Reactor Log Analysis Tool
Over my three month internship at Amazon in Vancouver, I gained valuable experience working in my first software development position through the implementation of a Reactor Log Analysis Tool as an intern project. Within my team’s service, there are numerous different processing steps performed on offer data when a merchant makes an update to their listings. While the team has numerous dashboards for monitoring the performance of individual operations, there did not yet exist any method for examining the performance of the system as a whole, especially when considering the chain of operations triggered by a single merchant update. The Reactor Log Analysis Tool was thus proposed as a solution for enabling wider insights on the performance of full operation sequences.
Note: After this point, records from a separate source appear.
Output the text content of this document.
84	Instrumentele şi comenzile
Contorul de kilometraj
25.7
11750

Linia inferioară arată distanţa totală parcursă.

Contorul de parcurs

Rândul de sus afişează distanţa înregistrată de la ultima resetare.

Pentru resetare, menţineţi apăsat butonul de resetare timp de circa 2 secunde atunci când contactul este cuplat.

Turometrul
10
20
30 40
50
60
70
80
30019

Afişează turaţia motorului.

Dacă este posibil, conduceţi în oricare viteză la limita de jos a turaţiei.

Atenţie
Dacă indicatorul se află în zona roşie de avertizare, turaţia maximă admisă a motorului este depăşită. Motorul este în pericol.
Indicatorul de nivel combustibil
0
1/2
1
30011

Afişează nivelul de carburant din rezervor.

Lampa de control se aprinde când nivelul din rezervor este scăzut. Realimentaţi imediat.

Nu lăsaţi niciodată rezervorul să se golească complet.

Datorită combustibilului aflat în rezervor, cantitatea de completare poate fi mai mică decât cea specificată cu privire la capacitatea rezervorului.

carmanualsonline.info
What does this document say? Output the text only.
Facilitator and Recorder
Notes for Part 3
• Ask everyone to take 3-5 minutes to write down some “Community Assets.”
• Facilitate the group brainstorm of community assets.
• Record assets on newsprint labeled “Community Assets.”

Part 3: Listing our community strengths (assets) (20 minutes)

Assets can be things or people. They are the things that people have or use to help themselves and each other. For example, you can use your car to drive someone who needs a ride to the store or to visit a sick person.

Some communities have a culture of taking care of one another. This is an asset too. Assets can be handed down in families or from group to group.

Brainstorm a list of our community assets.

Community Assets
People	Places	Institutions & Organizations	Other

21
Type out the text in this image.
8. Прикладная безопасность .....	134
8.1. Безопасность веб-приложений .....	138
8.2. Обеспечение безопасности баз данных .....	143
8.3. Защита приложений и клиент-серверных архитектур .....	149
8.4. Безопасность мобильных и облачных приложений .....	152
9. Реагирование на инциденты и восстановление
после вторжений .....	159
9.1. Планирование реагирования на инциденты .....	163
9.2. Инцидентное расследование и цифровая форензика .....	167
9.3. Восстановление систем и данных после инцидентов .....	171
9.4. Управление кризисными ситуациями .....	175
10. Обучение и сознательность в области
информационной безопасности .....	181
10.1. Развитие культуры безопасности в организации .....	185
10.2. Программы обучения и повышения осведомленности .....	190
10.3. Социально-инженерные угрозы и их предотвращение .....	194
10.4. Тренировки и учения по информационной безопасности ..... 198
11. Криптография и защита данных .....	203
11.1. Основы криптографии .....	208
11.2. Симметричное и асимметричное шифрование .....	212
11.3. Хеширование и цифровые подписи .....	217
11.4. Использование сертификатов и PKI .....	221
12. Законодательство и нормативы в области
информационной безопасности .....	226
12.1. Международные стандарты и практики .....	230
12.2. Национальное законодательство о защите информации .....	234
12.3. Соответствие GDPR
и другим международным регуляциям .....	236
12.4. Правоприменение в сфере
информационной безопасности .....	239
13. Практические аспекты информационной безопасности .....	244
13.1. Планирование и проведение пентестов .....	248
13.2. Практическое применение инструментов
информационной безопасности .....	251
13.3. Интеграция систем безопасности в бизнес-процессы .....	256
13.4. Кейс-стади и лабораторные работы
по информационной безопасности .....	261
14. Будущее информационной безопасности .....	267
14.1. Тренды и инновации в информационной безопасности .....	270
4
Given that the service operates on the scale of TB/hour, the Reactor Log Analysis Tool had to be designed to support such load. Through research and prototyping, I leveraged AWS technologies such as ElasticMapReduce, RedShift, and Lambda to support and automate the proposed data processing pipeline at scale. I used a combination of Scala, Python, SQL, and TypeScript languages to implement this pipeline. AWS QuickSight was used to support the dashboard visualization of the log analysis summaries. At the end of the internship, I showcased my work through a 20-minute presentation to software developers and managers from the organization. Using my project, I showed reductions in theoretical time-to-resolution for a historical high-severity ticket from dev-hours to dev-minutes and identified a group of clients producing potential inefficiencies within the system.